優しくて、温かくもあり、不安定に揺れる瞳。
それを見たクリスティーナは歪みそうになる表情に力を籠めた。
そして自身を落ち着かせるように深く息を吸い込むと、シャルロットに触れている手の先に集中をする。
(……躊躇う事じゃないわ。使いたいと思った時に使わなければ、この力に翻弄されて終わるだけよ)
強大な力の運命に振り回されることが避けられないのであれば精々その渦中でくらい、自分の思う道を貫かなければ。
自分以外の要因によって不自由な思いをすることはクリスティーナにとって本意ではなかった。
故にクリスティーナは魔法の行使を決意する。
闇が掻き消されることを念じて、魔力の流れを感じ取る。
やがてクリスティーナの手は温かな光に包まれて、シャルロットに絡まり付いていた靄を掻き消していった。
だが次の瞬間。クリスティーナが覚えたのは僅かな違和感だ。
確かにシャルロットを包む闇は消えたというのに、クリスティーナ自身に残るのはあまりにもない手応えのみ。
今まで氷属性に準ずることはないであろう魔法を何度か使ってきたが、その際感じたのは倦怠感や魔力の消費したはっきりとした感覚だった。
そこから考え得るのは、今回の魔法の使用は魔力消費を殆ど必要としなかったということ。
それが意味することまでは分からないが、この手応えのなさは何故だかクリスティーナを不安にさせた。
「シャルロット様!」
そこへ、使用人を引き連れたジルベールが戻って来た。
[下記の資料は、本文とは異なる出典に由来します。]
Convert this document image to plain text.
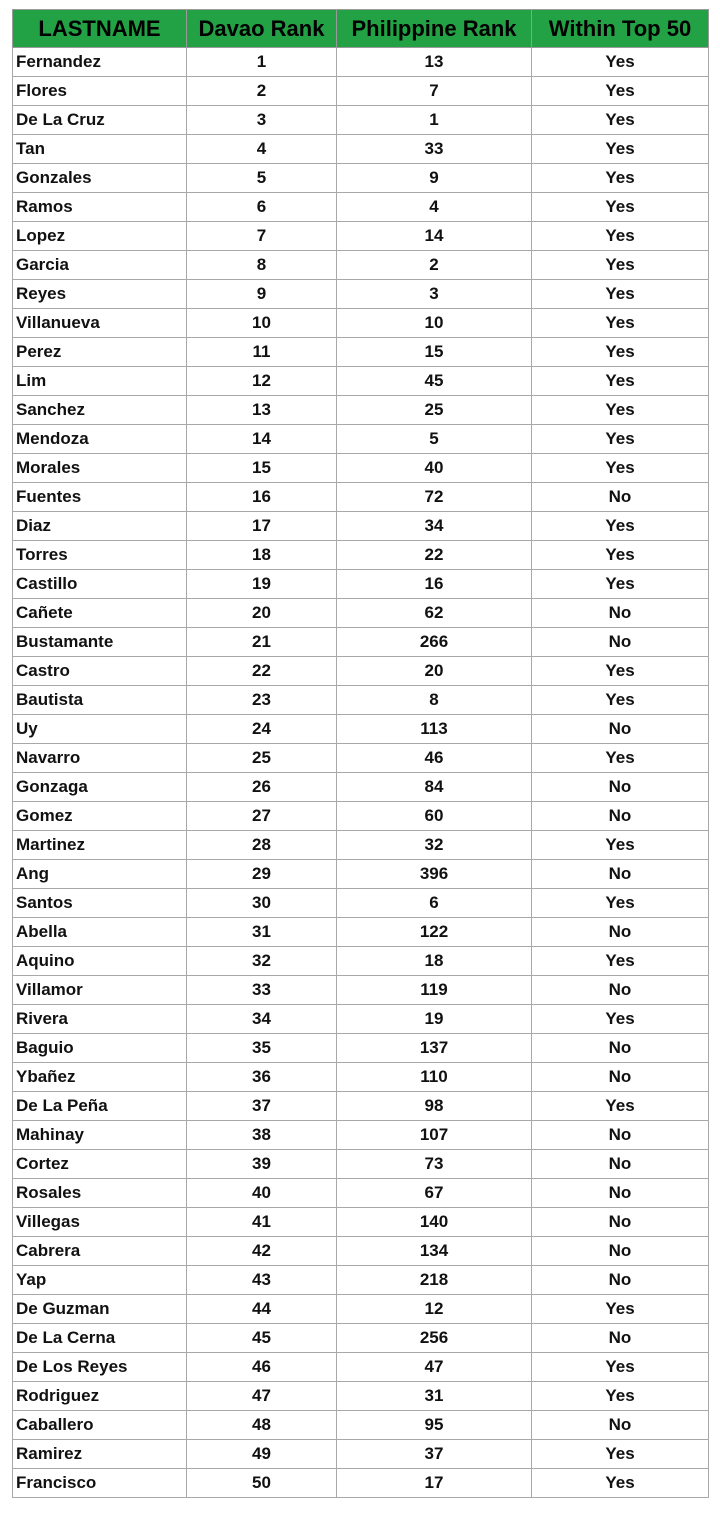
LASTNAME	Davao Rank	Philippine Rank	Within Top 50
Fernandez	1	13	Yes
Flores	2	7	Yes
De La Cruz	3	1	Yes
Tan	4	33	Yes
Gonzales	5	9	Yes
Ramos	6	4	Yes
Lopez	7	14	Yes
Garcia	8	2	Yes
Reyes	9	3	Yes
Villanueva	10	10	Yes
Perez	11	15	Yes
Lim	12	45	Yes
Sanchez	13	25	Yes
Mendoza	14	5	Yes
Morales	15	40	Yes
Fuentes	16	72	No
Diaz	17	34	Yes
Torres	18	22	Yes
Castillo	19	16	Yes
Cañete	20	62	No
Bustamante	21	266	No
Castro	22	20	Yes
Bautista	23	8	Yes
Uy	24	113	No
Navarro	25	46	Yes
Gonzaga	26	84	No
Gomez	27	60	No
Martinez	28	32	Yes
Ang	29	396	No
Santos	30	6	Yes
Abella	31	122	No
Aquino	32	18	Yes
Villamor	33	119	No
Rivera	34	19	Yes
Baguio	35	137	No
Ybañez	36	110	No
De La Peña	37	98	Yes
Mahinay	38	107	No
Cortez	39	73	No
Rosales	40	67	No
Villegas	41	140	No
Cabrera	42	134	No
Yap	43	218	No
De Guzman	44	12	Yes
De La Cerna	45	256	No
De Los Reyes	46	47	Yes
Rodriguez	47	31	Yes
Caballero	48	95	No
Ramirez	49	37	Yes
Francisco	50	17	Yes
後方には手を貸していたリオの姿もある。
ジルベールと使用人達はすぐさまシャルロットを寝室へと運ぶ支度を始め、クリスティーナとエリアスは自ずとシャルロットから引き離されることとなる。
やれることもなく、シャルロットが運ばれて行く姿をクリスティーナ達は見送ることしかできない。
だが遠ざかっていくシャルロットの姿を見ていたクリスティーナは突如として鋭く息を吸った。
従者に抱きかかえられて建物へ向かうシャルロット。
彼女の体には先程祓ったばかりの闇が再び纏わりついていた。
嫌な予感は大きく膨らみ続け、クリスティーナはシャルロットの姿が見えなくなるまで、呆然とただその姿を見送ることしかできなかった。
一方で合流を果たしたリオは途中まではシャルロットを見送っていたものの、その視線を館の敷地の隅へと移動させる。
遠く離れた木の陰に身を潜めていたらしい一人の姿。それはやがて軽々と塀を飛び越えて姿を消す。
リオはその姿を静かに見送りながら赤い瞳を細めたのだった。